There have been more than a few killings, and other crimes, committed against the Homeless in Ft. Lauderdale. And, no doubt, that is going on where you live, as well. Recently, Michael Mayo, a Columnist with the South Florida Sun-Sentinel, joined a group of Professionals to Sleep-Out. As noted in his column, however, they had a Police Cruiser nearby, plus snacks and water. (Similar Sleep-Outs were held in a number of other cities around the Country.)

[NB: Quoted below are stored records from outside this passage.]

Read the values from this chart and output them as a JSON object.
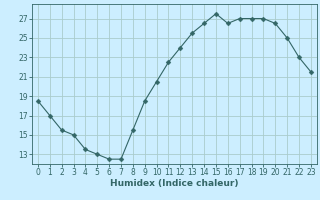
{
  "x": [
    0,
    1,
    2,
    3,
    4,
    5,
    6,
    7,
    8,
    9,
    10,
    11,
    12,
    13,
    14,
    15,
    16,
    17,
    18,
    19,
    20,
    21,
    22,
    23
  ],
  "y": [
    18.5,
    17.0,
    15.5,
    15.0,
    13.5,
    13.0,
    12.5,
    12.5,
    15.5,
    18.5,
    20.5,
    22.5,
    24.0,
    25.5,
    26.5,
    27.5,
    26.5,
    27.0,
    27.0,
    27.0,
    26.5,
    25.0,
    23.0,
    21.5
  ],
  "line_color": "#336666",
  "marker": "D",
  "marker_size": 2.5,
  "bg_color": "#cceeff",
  "grid_color": "#aacccc",
  "xlabel": "Humidex (Indice chaleur)",
  "yticks": [
    13,
    15,
    17,
    19,
    21,
    23,
    25,
    27
  ],
  "xticks": [
    0,
    1,
    2,
    3,
    4,
    5,
    6,
    7,
    8,
    9,
    10,
    11,
    12,
    13,
    14,
    15,
    16,
    17,
    18,
    19,
    20,
    21,
    22,
    23
  ],
  "ylim": [
    12.0,
    28.5
  ],
  "xlim": [
    -0.5,
    23.5
  ],
  "tick_fontsize": 5.5,
  "label_fontsize": 6.5
}
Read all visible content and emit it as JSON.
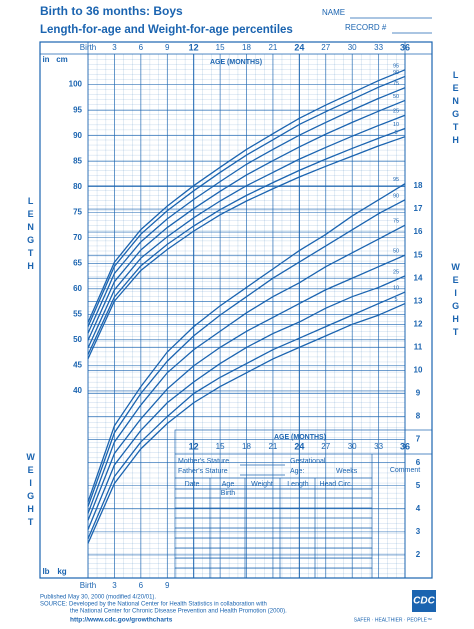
{
  "page": {
    "name_label": "NAME",
    "record_label": "RECORD #",
    "length_label": "LENGTH",
    "weight_label": "WEIGHT",
    "cm": "cm",
    "in": "in",
    "kg": "kg",
    "lb": "lb",
    "age_label": "AGE (MONTHS)",
    "form": {
      "mother": "Mother's Stature",
      "father": "Father's Stature",
      "gestational": "Gestational",
      "age": "Age:",
      "weeks": "Weeks",
      "comment": "Comment",
      "columns": [
        "Date",
        "Age",
        "Weight",
        "Length",
        "Head Circ."
      ],
      "birth": "Birth"
    },
    "footer": {
      "published": "Published May 30, 2000 (modified 4/20/01).",
      "source": "SOURCE: Developed by the National Center for Health Statistics in collaboration with",
      "source2": "the National Center for Chronic Disease Prevention and Health Promotion (2000).",
      "url": "http://www.cdc.gov/growthcharts",
      "logo": "CDC",
      "tagline": "SAFER · HEALTHIER · PEOPLE™"
    }
  },
  "chart_data": [
    {
      "type": "line",
      "title": "Birth to 36 months: Boys",
      "subtitle": "Length-for-age and Weight-for-age percentiles",
      "x": [
        0,
        3,
        6,
        9,
        12,
        15,
        18,
        21,
        24,
        27,
        30,
        33,
        36
      ],
      "xlim": [
        0,
        36
      ],
      "xticks": [
        {
          "value": 0,
          "label": "Birth"
        },
        3,
        6,
        9,
        12,
        15,
        18,
        21,
        24,
        27,
        30,
        33,
        36
      ],
      "ylim": [
        39,
        106
      ],
      "yticks": [
        40,
        45,
        50,
        55,
        60,
        65,
        70,
        75,
        80,
        85,
        90,
        95,
        100
      ],
      "grid": true,
      "series": [
        {
          "name": "5",
          "color": "#1b64b0",
          "values": [
            46.3,
            57.6,
            63.6,
            67.7,
            71.3,
            74.5,
            77.2,
            79.6,
            81.9,
            84.0,
            86.0,
            88.0,
            89.8
          ]
        },
        {
          "name": "10",
          "color": "#1b64b0",
          "values": [
            47.1,
            58.4,
            64.5,
            68.7,
            72.3,
            75.5,
            78.3,
            80.8,
            83.2,
            85.4,
            87.5,
            89.5,
            91.4
          ]
        },
        {
          "name": "25",
          "color": "#1b64b0",
          "values": [
            48.4,
            59.8,
            66.0,
            70.2,
            73.9,
            77.2,
            80.2,
            82.8,
            85.4,
            87.7,
            89.9,
            92.0,
            94.0
          ]
        },
        {
          "name": "50",
          "color": "#1b64b0",
          "values": [
            49.9,
            61.4,
            67.6,
            72.0,
            75.7,
            79.1,
            82.3,
            85.1,
            87.8,
            90.3,
            92.6,
            94.8,
            96.9
          ]
        },
        {
          "name": "75",
          "color": "#1b64b0",
          "values": [
            51.3,
            63.0,
            69.2,
            73.7,
            77.5,
            81.0,
            84.4,
            87.3,
            90.1,
            92.6,
            95.0,
            97.3,
            99.4
          ]
        },
        {
          "name": "90",
          "color": "#1b64b0",
          "values": [
            52.6,
            64.4,
            70.7,
            75.3,
            79.2,
            82.8,
            86.2,
            89.2,
            92.2,
            94.7,
            97.1,
            99.5,
            101.6
          ]
        },
        {
          "name": "95",
          "color": "#1b64b0",
          "values": [
            53.4,
            65.2,
            71.6,
            76.2,
            80.2,
            83.8,
            87.3,
            90.4,
            93.4,
            96.0,
            98.4,
            100.8,
            102.9
          ]
        }
      ]
    },
    {
      "type": "line",
      "x": [
        0,
        3,
        6,
        9,
        12,
        15,
        18,
        21,
        24,
        27,
        30,
        33,
        36
      ],
      "xlim": [
        0,
        36
      ],
      "xticks": [
        {
          "value": 0,
          "label": "Birth"
        },
        3,
        6,
        9,
        12,
        15,
        18,
        21,
        24,
        27,
        30,
        33,
        36
      ],
      "ylim": [
        1,
        19
      ],
      "yticks": [
        2,
        3,
        4,
        5,
        6,
        7,
        8,
        9,
        10,
        11,
        12,
        13,
        14,
        15,
        16,
        17,
        18
      ],
      "grid": true,
      "series": [
        {
          "name": "5",
          "color": "#1b64b0",
          "values": [
            2.5,
            5.1,
            6.6,
            7.7,
            8.6,
            9.3,
            9.9,
            10.5,
            11.0,
            11.5,
            12.0,
            12.4,
            12.9
          ]
        },
        {
          "name": "10",
          "color": "#1b64b0",
          "values": [
            2.7,
            5.4,
            6.9,
            8.0,
            9.0,
            9.7,
            10.3,
            10.9,
            11.4,
            11.9,
            12.4,
            12.9,
            13.4
          ]
        },
        {
          "name": "25",
          "color": "#1b64b0",
          "values": [
            3.1,
            5.9,
            7.4,
            8.6,
            9.5,
            10.3,
            11.0,
            11.6,
            12.1,
            12.7,
            13.2,
            13.6,
            14.1
          ]
        },
        {
          "name": "50",
          "color": "#1b64b0",
          "values": [
            3.5,
            6.4,
            7.9,
            9.2,
            10.2,
            11.0,
            11.7,
            12.3,
            12.9,
            13.5,
            14.0,
            14.5,
            15.0
          ]
        },
        {
          "name": "75",
          "color": "#1b64b0",
          "values": [
            3.8,
            6.9,
            8.5,
            9.9,
            10.9,
            11.7,
            12.5,
            13.2,
            13.8,
            14.5,
            15.1,
            15.7,
            16.3
          ]
        },
        {
          "name": "90",
          "color": "#1b64b0",
          "values": [
            4.1,
            7.3,
            9.0,
            10.4,
            11.5,
            12.4,
            13.2,
            14.0,
            14.7,
            15.4,
            16.1,
            16.8,
            17.4
          ]
        },
        {
          "name": "95",
          "color": "#1b64b0",
          "values": [
            4.3,
            7.6,
            9.3,
            10.8,
            11.9,
            12.8,
            13.6,
            14.4,
            15.2,
            15.9,
            16.7,
            17.4,
            18.1
          ]
        }
      ]
    }
  ]
}
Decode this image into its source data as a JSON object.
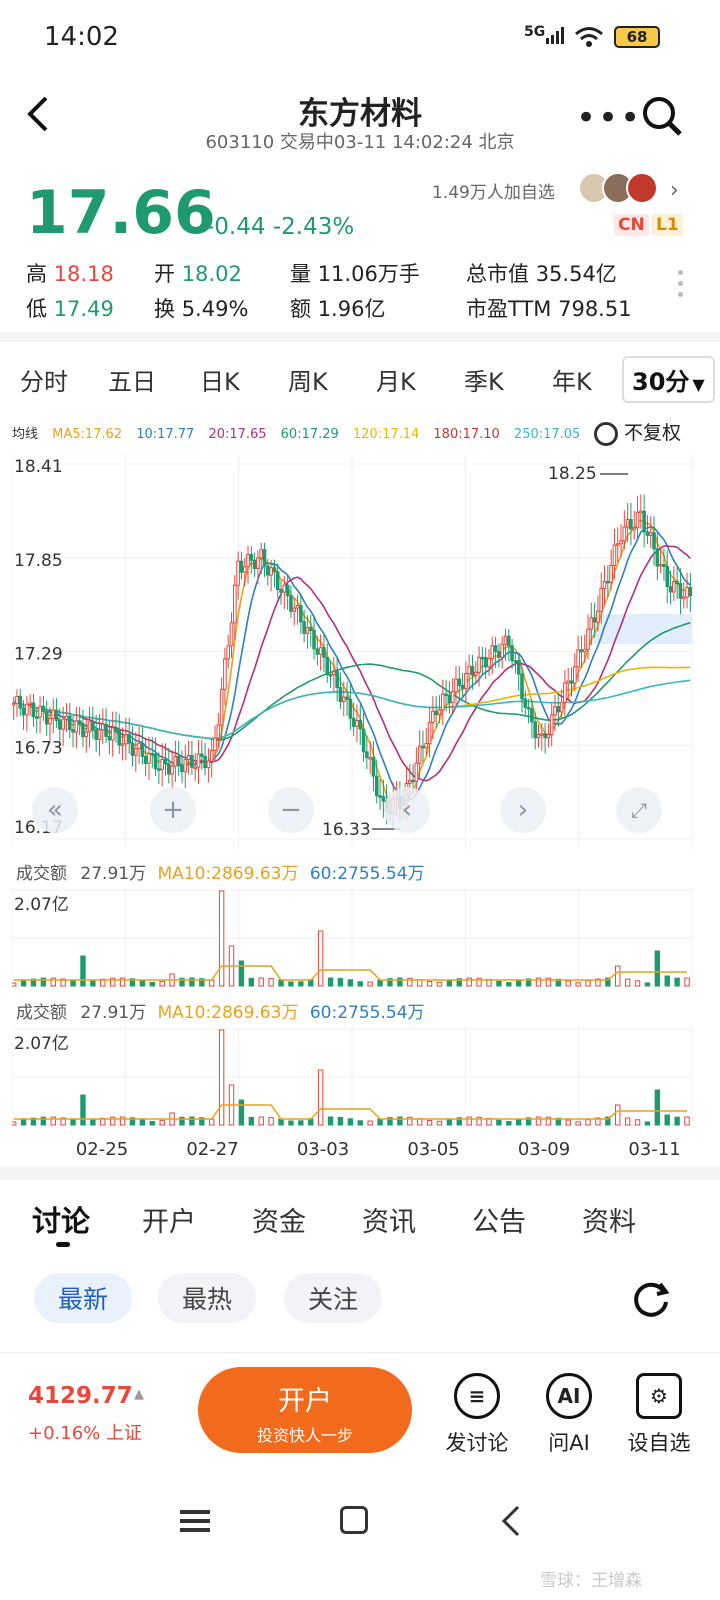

Now, Ft. Lauderdale is quite mild; however, it would certainly not be the same in most other parts of the Country. His column, “Night on pavement shows solidarity with homeless”, recounts his experience in today’s newspaper. Regardless of the title, if you read the linked column, he certainly knows enough to point-out the various safeguards that the Professionals he joined had not to be in a dangerous situation. And…they knew that they had homes and beds to go back to.

I believe that the Homeless are one element of our society that Local Governments prefer not to advertise. When I worked in Miami, two of the three main charities that gave aid to the Homeless were represented in our Kiwanis club, the Salvation Army and the Miami Rescue Mission. Additionally, I got to know the Catholic Brother (of the Good Shepherd) who ran the third, Camillus House. Of the three, only the Salvation Army received (at least at that time) United Way support.

Brother Paul, the Director of Camillus House was my guess at a Kiwanis luncheon, where he agreed to speak. Before he spoke, I asked him whether his Charity receives support from Corporations. He said that he had an appointment with the Lady who ran the Foundation of the Bank that I worked for, the largest in Florida, at the time. He said, however, that the Cook got drunk on the day of the meeting; so, he had to cook.

When I asked the Director of our Bank’s Foundation why it didn’t contribute to the charities that help the Homeless, she said that most of the Foundation’s contributions go to United Way. The Rescue Mission and Camillus House didn’t have the manpower, they told me, to complete the paperwork that United Way requires. Also, if you designate a Non-United Way Charity in your U/W contribution (perhaps through work), United Way will still take six percent (or so) of your contribution for it’s “efforts”.

So, if you feel that you would like to help the Homeless, identify those Charities–or any others of your preference–in your community that are reputable and not receiving Corporate Aid. When our Daughter was quite young, she and I took some toys that she had outgrown and household supplies to the Rescue Mission’s location for Battered Women. I firmly believe that it was a positive feel-good moment for her. Seek the small charities out to help, and have your own feel-good moment.